Bu duruma sadece yazık diyebiliyorum. Daha iyi bir ülke için Atatürk'ün verdiği yıllara yazık. Çok hastalandığı son günlerinde, söylediği cümlelerden bir kısım:
"Gidelim Afet (manezi kızı). Bir orman kenarına gidelim. Her şeyi bırakalım. Şöyle basit bir ev. Ocaklı bir oda... Evet... evet... Hemen çekip gidelim ormanlara... Hele ben bir iyi olayım da..."

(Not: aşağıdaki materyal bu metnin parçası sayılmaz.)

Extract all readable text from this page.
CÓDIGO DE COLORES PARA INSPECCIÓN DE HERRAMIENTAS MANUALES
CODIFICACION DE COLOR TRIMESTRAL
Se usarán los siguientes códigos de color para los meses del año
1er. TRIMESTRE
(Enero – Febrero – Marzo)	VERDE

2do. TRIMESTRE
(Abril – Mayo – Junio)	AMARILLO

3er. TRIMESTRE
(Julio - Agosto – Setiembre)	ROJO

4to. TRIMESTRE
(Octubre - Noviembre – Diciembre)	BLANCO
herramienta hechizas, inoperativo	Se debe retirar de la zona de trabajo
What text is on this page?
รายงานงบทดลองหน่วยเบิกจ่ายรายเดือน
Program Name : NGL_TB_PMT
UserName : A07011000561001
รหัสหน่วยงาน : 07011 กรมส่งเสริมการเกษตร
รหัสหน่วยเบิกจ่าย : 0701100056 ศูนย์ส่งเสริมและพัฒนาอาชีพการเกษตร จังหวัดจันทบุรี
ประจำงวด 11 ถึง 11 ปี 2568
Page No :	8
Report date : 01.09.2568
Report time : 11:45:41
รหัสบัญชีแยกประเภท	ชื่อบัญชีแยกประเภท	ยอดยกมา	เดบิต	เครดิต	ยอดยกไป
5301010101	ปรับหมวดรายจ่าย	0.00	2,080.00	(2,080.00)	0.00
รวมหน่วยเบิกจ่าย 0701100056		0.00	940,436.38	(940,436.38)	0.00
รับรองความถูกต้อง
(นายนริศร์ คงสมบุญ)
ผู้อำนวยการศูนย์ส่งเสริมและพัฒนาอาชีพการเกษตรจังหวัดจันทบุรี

Bence bu cümleleri bugünlerde okumak çok üzücü. Hayatını medeniyete, gelişmeye adamış birisinin ne kadar yorulduğunu gösteren cümleler bunlar. Yaptığı devrimler onun hayatını tüketti ve şimdi tüm bu emeğin yavaşça yitip gittiğini, caniliğin ve cehaletin yükselişini görmek kadar üzücü bir durum yok.

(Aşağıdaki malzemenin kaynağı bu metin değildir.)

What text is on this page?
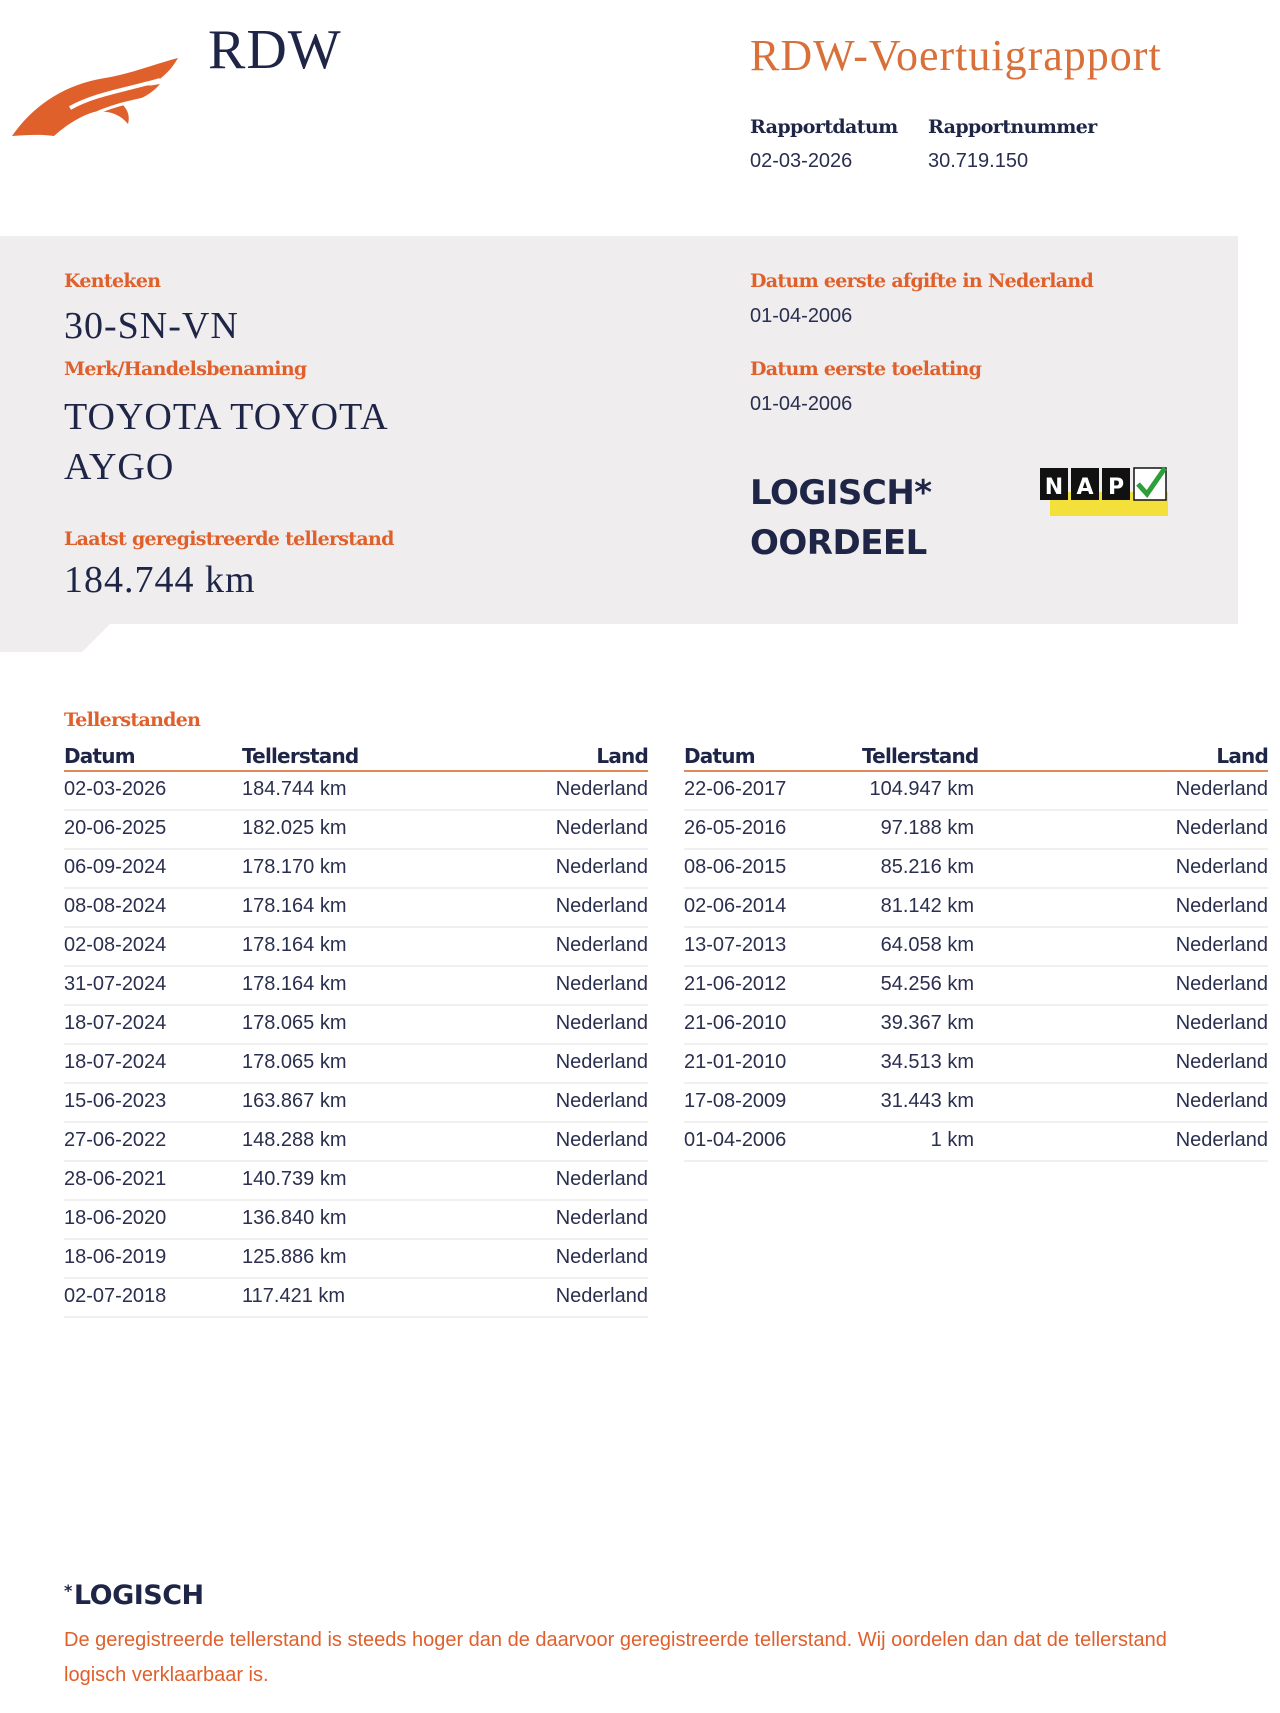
RDW	RDW-Voertuigrapport
Rapportdatum
02-03-2026
Rapportnummer
30.719.150
Kenteken
30-SN-VN
Merk/Handelsbenaming
TOYOTA TOYOTA
AYGO
Laatst geregistreerde tellerstand
184.744 km
Datum eerste afgifte in Nederland
01-04-2006
Datum eerste toelating
01-04-2006
LOGISCH*
OORDEEL
N A P
Tellerstanden
Datum	Tellerstand	Land
02-03-2026	184.744 km	Nederland
20-06-2025	182.025 km	Nederland
06-09-2024	178.170 km	Nederland
08-08-2024	178.164 km	Nederland
02-08-2024	178.164 km	Nederland
31-07-2024	178.164 km	Nederland
18-07-2024	178.065 km	Nederland
18-07-2024	178.065 km	Nederland
15-06-2023	163.867 km	Nederland
27-06-2022	148.288 km	Nederland
28-06-2021	140.739 km	Nederland
18-06-2020	136.840 km	Nederland
18-06-2019	125.886 km	Nederland
02-07-2018	117.421 km	Nederland
Datum	Tellerstand	Land
22-06-2017	104.947 km	Nederland
26-05-2016	97.188 km	Nederland
08-06-2015	85.216 km	Nederland
02-06-2014	81.142 km	Nederland
13-07-2013	64.058 km	Nederland
21-06-2012	54.256 km	Nederland
21-06-2010	39.367 km	Nederland
21-01-2010	34.513 km	Nederland
17-08-2009	31.443 km	Nederland
01-04-2006	1 km	Nederland
*LOGISCH
De geregistreerde tellerstand is steeds hoger dan de daarvoor geregistreerde tellerstand. Wij oordelen dan dat de tellerstand logisch verklaarbaar is.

Tabi yaptıklarını, görüşlerini anlayan insanlar da mevcut. Belki Atatürk'ün hedeflediği tüm gençliğe kıyasla çok ufak bir kısım ama hâlâ umut var. Tarih boyunca, defalarca kez, tamamen kurtulduğumuzu sandığımız; fakat her seferinde, ne kadar çok yanıldığımızı bizlere acı olaylarla gösteren gericilik ve cehaletin hiçbir zaman kazanamaması için çok çalışkan olmalıyız. Daha iyi bir dünya için yapabileceğimiz tek şey bu.